The electric energy system is becoming increasingly diverse and distributed. This trend is bound to have an impact on how the system operators will control and optimize the future grid, blogs Gabriela Hug.
Optimizing the electrical power grid has always been a difficult task because its state is constantly changing. Now electric power systems all over the world are transitioning from highly centralized infrastructures with bulk generation plants to increasingly distributed generation and storage solutions.
The driver is the ambition to render the electric power supply more sustainable by integrating green energy into the grid. But the growing penetration of wind and solar generation also increases the challenge of balancing their variable output. So, when it comes to mastering the operation of the future power grid, do we need local intelligence or centralized decision-making? The answer is both – and other skills as well.
Hydropower plants and storage devices of all sizes are perfect balancing resources, but consumers will also play an important role: New technologies allow the consumers to use energy more efficiently and smartly and thereby participate in the load balancing process. Consequently, there will be flexible resources spread throughout the grid, from the high-voltage system down to the low-voltage system. Naturally, we will want to use the capabilities of all of these resources as efficiently as possible, but there will be literally millions of them. So one of the main challenges will be finding a way to coordinate them locally but also across these system levels.
The concept of local intelligence and decision-making will play a major role, given the increased level of available data, the number of actuators and capabilities for computing.
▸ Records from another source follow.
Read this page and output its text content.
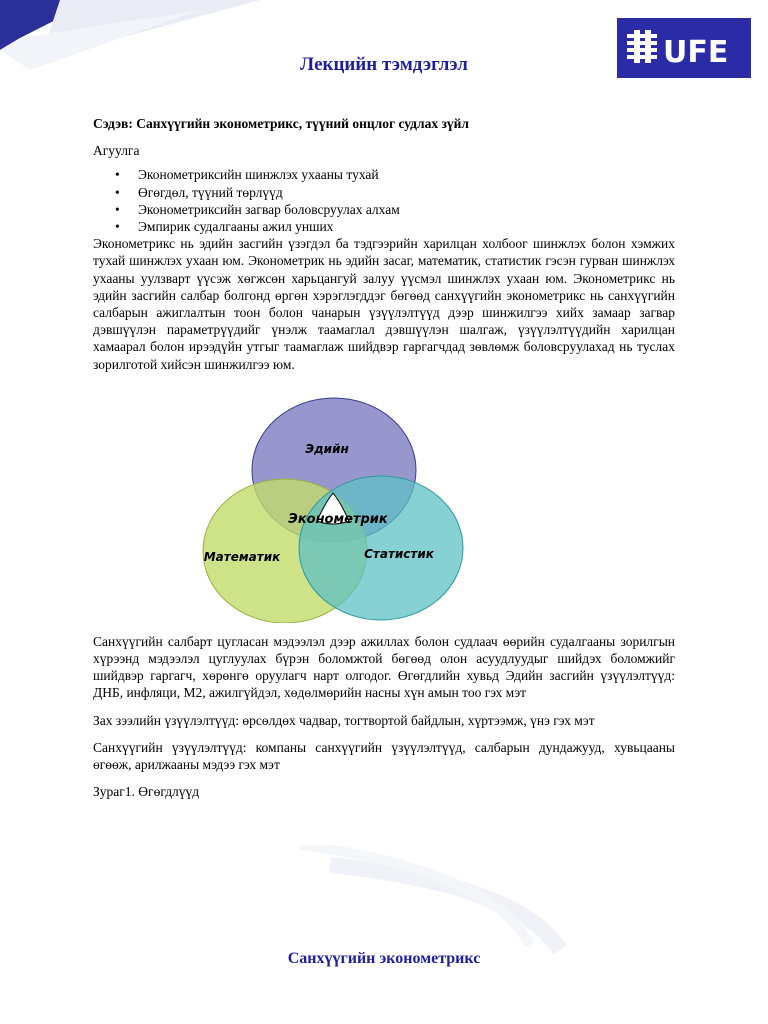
UFE
Лекцийн тэмдэглэл

Сэдэв: Санхүүгийн эконометрикс, түүний онцлог судлах зүйл

Агуулга

• Эконометриксийн шинжлэх ухааны тухай
• Өгөгдөл, түүний төрлүүд
• Эконометриксийн загвар боловсруулах алхам
• Эмпирик судалгааны ажил унших

Эконометрикс нь эдийн засгийн үзэгдэл ба тэдгээрийн харилцан холбоог шинжлэх болон хэмжих тухай шинжлэх ухаан юм. Эконометрик нь эдийн засаг, математик, статистик гэсэн гурван шинжлэх ухааны уулзварт үүсэж хөгжсөн харьцангуй залуу үүсмэл шинжлэх ухаан юм. Эконометрикс нь эдийн засгийн салбар болгонд өргөн хэрэглэгддэг бөгөөд санхүүгийн эконометрикс нь санхүүгийн салбарын ажиглалтын тоон болон чанарын үзүүлэлтүүд дээр шинжилгээ хийх замаар загвар дэвшүүлэн параметрүүдийг үнэлж таамаглал дэвшүүлэн шалгаж, үзүүлэлтүүдийн харилцан хамаарал болон ирээдүйн утгыг таамаглаж шийдвэр гаргагчдад зөвлөмж боловсруулахад нь туслах зорилготой хийсэн шинжилгээ юм.

Эдийн
Математик	Статистик
Эконометрик

Санхүүгийн салбарт цугласан мэдээлэл дээр ажиллах болон судлаач өөрийн судалгааны зорилгын хүрээнд мэдээлэл цуглуулах бүрэн боломжтой бөгөөд олон асуудлуудыг шийдэх боломжийг шийдвэр гаргагч, хөрөнгө оруулагч нарт олгодог. Өгөгдлийн хувьд Эдийн засгийн үзүүлэлтүүд: ДНБ, инфляци, М2, ажилгүйдэл, хөдөлмөрийн насны хүн амын тоо гэх мэт

Зах зээлийн үзүүлэлтүүд: өрсөлдөх чадвар, тогтвортой байдлын, хүртээмж, үнэ гэх мэт

Санхүүгийн үзүүлэлтүүд: компаны санхүүгийн үзүүлэлтүүд, салбарын дундажууд, хувьцааны өгөөж, арилжааны мэдээ гэх мэт

Зураг1. Өгөгдлүүд

Санхүүгийн эконометрикс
From data and from offline simulations of the grid, we can learn what optimal decisions are and create decision making curves that are then used in online operation without the need for a coordinator.
As of now, however, most local schemes can be described as “one size fits all.” One example of this is how voltage control is applied to photovoltaic (PV) systems in Germany to keep the voltage within acceptable limits: by following standardized and predefined curves. Standards are valuable, but if the system becomes as diverse as we predict, we should consider standardizing how we determine the operational settings but not the actual decision curves. This is the only way to ensure that we make optimal use of all of the capabilities of the grid components.
Distributed optimization – in which communication allows for the coordination and exchange of information among “intelligent,” distributed resources – takes local intelligence a step further. In this case, the best actions of the individual components are usually found using an iterative approach, i.e. computational entities located at these resources talk to each other and based on the received information they update their own decisions until they have found an agreement. The concept of distributed optimization is relatively old, but it has quite recently gained new traction and importance in research on electric power systems as the infrastructure is becoming more distributed.
Despite the increasing importance of local intelligence, I believe that centralized decision-making will always have a role in the operation of the electric power grid. The system is mostly operated based on this principle now, and centralized operating schemes will certainly have their justification in the future. The electric power system is too complex and too important not to have some level of centralized monitoring and control. The question will rather be what decisions can be made locally and based on what data, who should be interacting with whom, and how such local decision-making should interact with a centralized entity.
When designing the operational structure of the future electric power system, we must take more than just technology into account. Electricity is being bought and sold in electricity markets, and the economic structure and rules of these markets have a major impact on the operation of the system. Furthermore, policies provide the framework within which the markets and operational procedures need to be designed.
Hence, we must take a holistic view that encompasses these different layers and considers the entire supply chain. That will only be possible if we carefully model and simulate these interdependencies – in the Nexus project1 we are working with researchers from other departments to develop a modelling platform capable of this – and use such comprehensive simulations to test and validate new operational approaches and market products. The key is to see the entire puzzle instead of only its pieces. And this is what we are working on.